Dopo la conclusione dell’Esposizione Universale, l’Expo Village avrebbe trovato una nuova vita come un’estensione del campus dell’Università di Tor Vergata. Il Boulevard, identificato come l’asse pedonale centrale, avrebbe costituito un percorso attraverso tutti i padiglioni nazionali, offrendo un’esperienza fluida e coinvolgente per i visitatori. Infine, la sezione del Parco a Est sarebbe stata caratterizzata da una vegetazione rigogliosa e arricchita da padiglioni tematici, tra cui spiccava “Pale Blue Dot”, dedicato alla diffusione della conoscenza del mondo naturale.

Addio anche al parco solare urbano

Il cuore verde di Expo avrebbe potuto essere il parco solare urbano più grande al mondo aperto al pubblico, con una estensione di 150.000 metri quadrati e una capacità produttiva di picco di 36 Mega Watt. Questo eccezionale parco avrebbe ospitato centinaia di “alberi energetici” unici, caratterizzati dalla capacità di aprire e chiudere i loro pannelli durante il giorno. Questo movimento non solo avrebbe consentito la raccolta di energia solare, ma avrebbe anche offerto ombra ai visitatori. Inoltre, avrebbe donato all’intera infrastruttura di Expo un aspetto pittoresco a mosaico.
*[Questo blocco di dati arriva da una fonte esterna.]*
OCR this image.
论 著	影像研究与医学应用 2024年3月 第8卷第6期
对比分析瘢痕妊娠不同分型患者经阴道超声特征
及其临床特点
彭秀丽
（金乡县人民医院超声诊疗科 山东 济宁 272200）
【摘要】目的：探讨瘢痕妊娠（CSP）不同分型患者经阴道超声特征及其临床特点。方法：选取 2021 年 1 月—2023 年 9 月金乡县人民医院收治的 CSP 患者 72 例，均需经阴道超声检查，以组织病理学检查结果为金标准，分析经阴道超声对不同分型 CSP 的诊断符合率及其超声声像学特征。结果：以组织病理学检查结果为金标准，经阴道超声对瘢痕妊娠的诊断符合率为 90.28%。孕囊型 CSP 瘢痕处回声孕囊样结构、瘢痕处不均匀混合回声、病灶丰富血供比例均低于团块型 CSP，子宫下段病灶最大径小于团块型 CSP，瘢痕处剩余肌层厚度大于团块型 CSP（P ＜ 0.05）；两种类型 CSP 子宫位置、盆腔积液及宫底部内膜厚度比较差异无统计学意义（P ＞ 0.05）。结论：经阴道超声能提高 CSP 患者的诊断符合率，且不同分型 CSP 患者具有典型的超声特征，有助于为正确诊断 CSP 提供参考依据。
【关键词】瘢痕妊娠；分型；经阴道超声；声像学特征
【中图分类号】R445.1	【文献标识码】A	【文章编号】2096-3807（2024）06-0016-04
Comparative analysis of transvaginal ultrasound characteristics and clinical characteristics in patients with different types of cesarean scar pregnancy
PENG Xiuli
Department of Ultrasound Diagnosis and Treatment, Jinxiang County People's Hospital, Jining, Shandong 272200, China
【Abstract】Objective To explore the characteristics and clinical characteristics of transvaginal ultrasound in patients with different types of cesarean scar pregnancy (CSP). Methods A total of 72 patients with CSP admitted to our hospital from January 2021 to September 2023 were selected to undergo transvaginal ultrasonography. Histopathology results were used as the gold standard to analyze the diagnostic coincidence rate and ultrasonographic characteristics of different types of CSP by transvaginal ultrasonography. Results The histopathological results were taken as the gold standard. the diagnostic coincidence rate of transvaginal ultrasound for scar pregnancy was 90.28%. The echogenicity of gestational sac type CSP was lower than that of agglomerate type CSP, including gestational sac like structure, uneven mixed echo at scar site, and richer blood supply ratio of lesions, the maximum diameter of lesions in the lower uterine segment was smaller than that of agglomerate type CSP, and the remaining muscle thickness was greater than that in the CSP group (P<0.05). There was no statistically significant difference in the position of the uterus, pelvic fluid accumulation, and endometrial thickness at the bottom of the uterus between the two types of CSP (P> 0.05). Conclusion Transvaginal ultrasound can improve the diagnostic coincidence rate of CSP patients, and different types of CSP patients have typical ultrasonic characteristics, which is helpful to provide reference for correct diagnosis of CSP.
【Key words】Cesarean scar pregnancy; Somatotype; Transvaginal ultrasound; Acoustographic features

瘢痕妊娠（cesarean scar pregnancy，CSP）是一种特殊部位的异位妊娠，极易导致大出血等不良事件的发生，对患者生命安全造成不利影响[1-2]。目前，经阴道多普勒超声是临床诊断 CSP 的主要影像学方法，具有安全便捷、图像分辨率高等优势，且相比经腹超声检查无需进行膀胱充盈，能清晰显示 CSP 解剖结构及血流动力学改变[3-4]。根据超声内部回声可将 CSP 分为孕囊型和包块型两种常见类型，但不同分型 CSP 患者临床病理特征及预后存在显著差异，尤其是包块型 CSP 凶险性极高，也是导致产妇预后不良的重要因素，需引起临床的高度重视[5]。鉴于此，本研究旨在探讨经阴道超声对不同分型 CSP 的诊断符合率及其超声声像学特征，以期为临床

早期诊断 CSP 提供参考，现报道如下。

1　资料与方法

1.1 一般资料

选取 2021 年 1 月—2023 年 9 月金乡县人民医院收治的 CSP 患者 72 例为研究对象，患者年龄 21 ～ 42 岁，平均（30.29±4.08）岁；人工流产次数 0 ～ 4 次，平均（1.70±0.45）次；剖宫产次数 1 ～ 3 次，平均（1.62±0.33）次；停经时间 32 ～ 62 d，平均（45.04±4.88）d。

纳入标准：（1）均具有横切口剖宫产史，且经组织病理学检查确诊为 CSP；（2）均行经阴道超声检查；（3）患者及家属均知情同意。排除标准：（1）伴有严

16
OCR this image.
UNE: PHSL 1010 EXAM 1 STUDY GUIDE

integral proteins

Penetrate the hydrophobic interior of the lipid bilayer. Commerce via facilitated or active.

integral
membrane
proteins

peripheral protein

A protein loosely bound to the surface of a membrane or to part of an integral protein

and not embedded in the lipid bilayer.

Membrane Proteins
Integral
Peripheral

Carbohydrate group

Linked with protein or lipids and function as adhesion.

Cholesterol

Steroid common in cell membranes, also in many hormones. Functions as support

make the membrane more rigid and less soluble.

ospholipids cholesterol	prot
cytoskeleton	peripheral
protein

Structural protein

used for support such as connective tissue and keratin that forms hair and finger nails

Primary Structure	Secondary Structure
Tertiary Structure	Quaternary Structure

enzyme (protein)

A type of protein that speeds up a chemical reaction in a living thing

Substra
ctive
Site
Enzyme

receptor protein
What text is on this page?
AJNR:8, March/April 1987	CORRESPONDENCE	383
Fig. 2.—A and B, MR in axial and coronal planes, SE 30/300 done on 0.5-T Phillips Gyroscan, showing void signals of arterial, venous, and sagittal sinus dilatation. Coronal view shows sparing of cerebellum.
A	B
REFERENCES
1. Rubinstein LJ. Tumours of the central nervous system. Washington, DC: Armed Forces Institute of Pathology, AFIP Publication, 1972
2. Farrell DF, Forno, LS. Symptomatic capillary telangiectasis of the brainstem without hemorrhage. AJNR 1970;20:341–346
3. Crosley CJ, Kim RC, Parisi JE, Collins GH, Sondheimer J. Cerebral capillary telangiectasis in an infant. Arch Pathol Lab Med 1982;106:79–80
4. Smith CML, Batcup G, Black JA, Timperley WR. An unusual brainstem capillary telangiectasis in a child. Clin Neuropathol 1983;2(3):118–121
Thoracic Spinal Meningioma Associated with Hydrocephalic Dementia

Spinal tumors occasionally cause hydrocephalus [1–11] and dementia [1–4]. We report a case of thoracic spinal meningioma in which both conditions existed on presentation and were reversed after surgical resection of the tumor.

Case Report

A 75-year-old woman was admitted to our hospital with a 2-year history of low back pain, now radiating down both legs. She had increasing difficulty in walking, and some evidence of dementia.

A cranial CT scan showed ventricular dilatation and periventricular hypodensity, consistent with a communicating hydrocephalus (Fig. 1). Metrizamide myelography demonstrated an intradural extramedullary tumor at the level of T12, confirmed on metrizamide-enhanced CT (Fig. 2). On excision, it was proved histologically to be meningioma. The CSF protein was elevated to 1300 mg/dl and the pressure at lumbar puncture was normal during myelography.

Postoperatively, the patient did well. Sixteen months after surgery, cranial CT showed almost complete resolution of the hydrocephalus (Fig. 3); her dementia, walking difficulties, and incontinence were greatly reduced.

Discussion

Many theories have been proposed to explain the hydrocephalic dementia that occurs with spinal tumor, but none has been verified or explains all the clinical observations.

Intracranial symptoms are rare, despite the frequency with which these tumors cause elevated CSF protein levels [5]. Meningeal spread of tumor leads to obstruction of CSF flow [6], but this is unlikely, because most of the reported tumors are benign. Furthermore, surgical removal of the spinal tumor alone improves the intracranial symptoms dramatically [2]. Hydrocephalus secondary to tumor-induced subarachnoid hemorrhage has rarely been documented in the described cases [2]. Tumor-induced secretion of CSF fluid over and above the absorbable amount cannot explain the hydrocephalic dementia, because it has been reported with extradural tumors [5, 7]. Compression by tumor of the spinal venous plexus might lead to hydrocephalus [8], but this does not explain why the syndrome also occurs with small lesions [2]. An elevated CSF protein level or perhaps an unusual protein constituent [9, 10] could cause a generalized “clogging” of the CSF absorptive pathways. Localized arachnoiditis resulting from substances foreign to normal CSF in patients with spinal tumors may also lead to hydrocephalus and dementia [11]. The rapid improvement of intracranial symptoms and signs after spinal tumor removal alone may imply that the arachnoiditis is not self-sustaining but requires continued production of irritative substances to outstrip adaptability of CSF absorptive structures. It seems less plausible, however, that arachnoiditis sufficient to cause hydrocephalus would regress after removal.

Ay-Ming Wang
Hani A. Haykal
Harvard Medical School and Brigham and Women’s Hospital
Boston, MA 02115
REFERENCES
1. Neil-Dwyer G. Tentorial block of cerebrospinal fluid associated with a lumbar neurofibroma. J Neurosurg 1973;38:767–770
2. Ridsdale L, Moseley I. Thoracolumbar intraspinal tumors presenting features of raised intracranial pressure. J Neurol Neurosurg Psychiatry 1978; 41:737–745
La rete energetica del parco sarebbe stata integrata dal padiglione “Eco-system 0.0”, l’edificio più alto dell’Expo. Questa struttura avrebbe utilizzato un sistema di raffreddamento basato sull’evaporazione, contribuendo a rendere sostenibile e innovativa l’intera esposizione. Insieme, il parco solare e il padiglione avrebbero rappresentato un modello esemplare di sostenibilità e tecnologia all’avanguardia.